In that Hansen wrote the set of instructions (algorithms) for the collection and sorting of data, Listening Post can be read in the context of the “aesthetics of administration” particular to the work of artists such as Sol Le Witt and Andy Warhol—except that in this instance, production tasks are delegated to computational machinery rather than to a team of workers, rendering the distinction between manual and intellectual labor as a distinction between machinic and human cognition. We thus need to consider Listening Post as a virtuosic statistical work.
In some sense this is the state of the field: writers and artists want to push eye, ear, and machine to their limits. But this is not to suggest a distinction between contemplative reflection (print) and distraction (new media). Rather, we read, view, and listen to new media works such as these in a state of distraction, whereby cognitive engagement is neither conscious nor apperceptive but based on an interplay between the two.
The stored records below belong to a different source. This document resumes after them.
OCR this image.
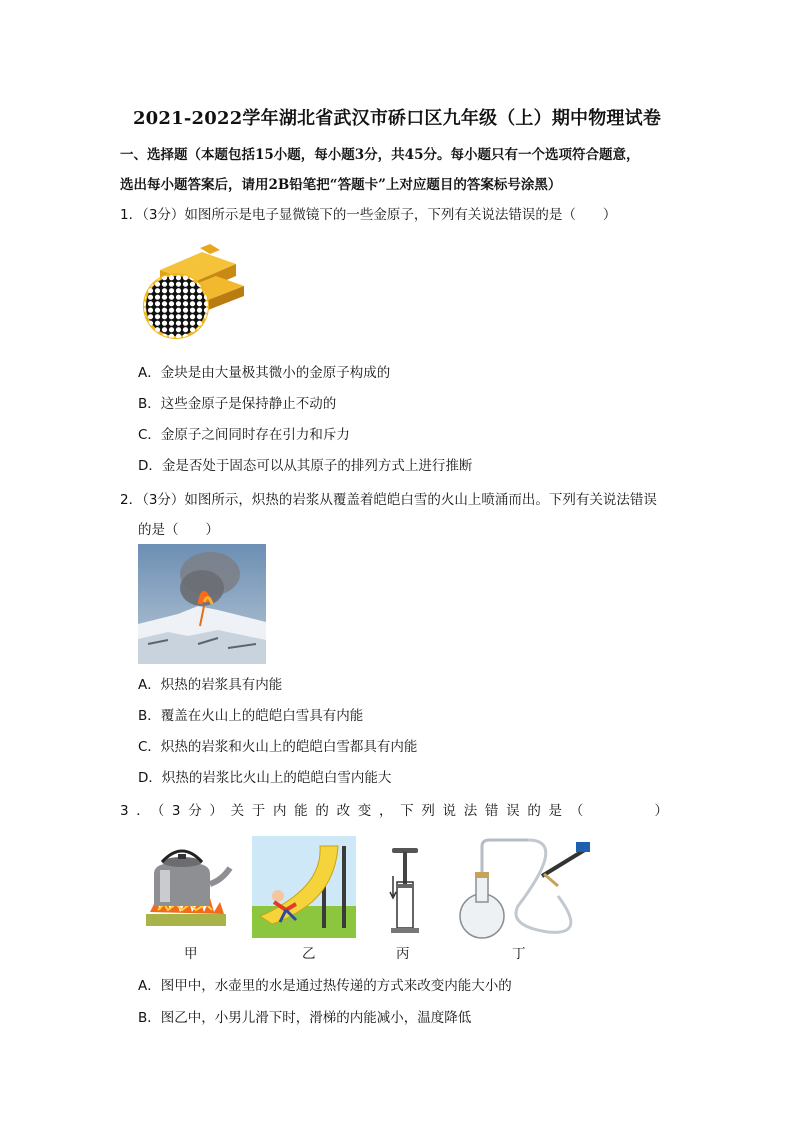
2021-2022学年湖北省武汉市硚口区九年级（上）期中物理试卷
一、选择题（本题包括15小题，每小题3分，共45分。每小题只有一个选项符合题意，
选出每小题答案后，请用2B铅笔把“答题卡”上对应题目的答案标号涂黑）
1．（3分）如图所示是电子显微镜下的一些金原子，下列有关说法错误的是（　　）
A．金块是由大量极其微小的金原子构成的
B．这些金原子是保持静止不动的
C．金原子之间同时存在引力和斥力
D．金是否处于固态可以从其原子的排列方式上进行推断
2．（3分）如图所示，炽热的岩浆从覆盖着皑皑白雪的火山上喷涌而出。下列有关说法错误
的是（　　）
A．炽热的岩浆具有内能
B．覆盖在火山上的皑皑白雪具有内能
C．炽热的岩浆和火山上的皑皑白雪都具有内能
D．炽热的岩浆比火山上的皑皑白雪内能大
3．（3分）关于内能的改变，下列说法错误的是（　　　）
甲	乙	丙	丁
A．图甲中，水壶里的水是通过热传递的方式来改变内能大小的
B．图乙中，小男儿滑下时，滑梯的内能减小，温度降低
What Hansen and Rubin have given us in Listening Post is a startling and provocative visualization of a collective, of community, on the one hand, and individual affect on the other. It may intuitively seem to be the case that large-scale, multi-user SMS works evoke or produce the more powerful notion of community (given that they feature active collaboration and participation), but in fact it is the unsolicited messages in Listening Post that give us something larger—more hopeful and possibly more disturbing all at once.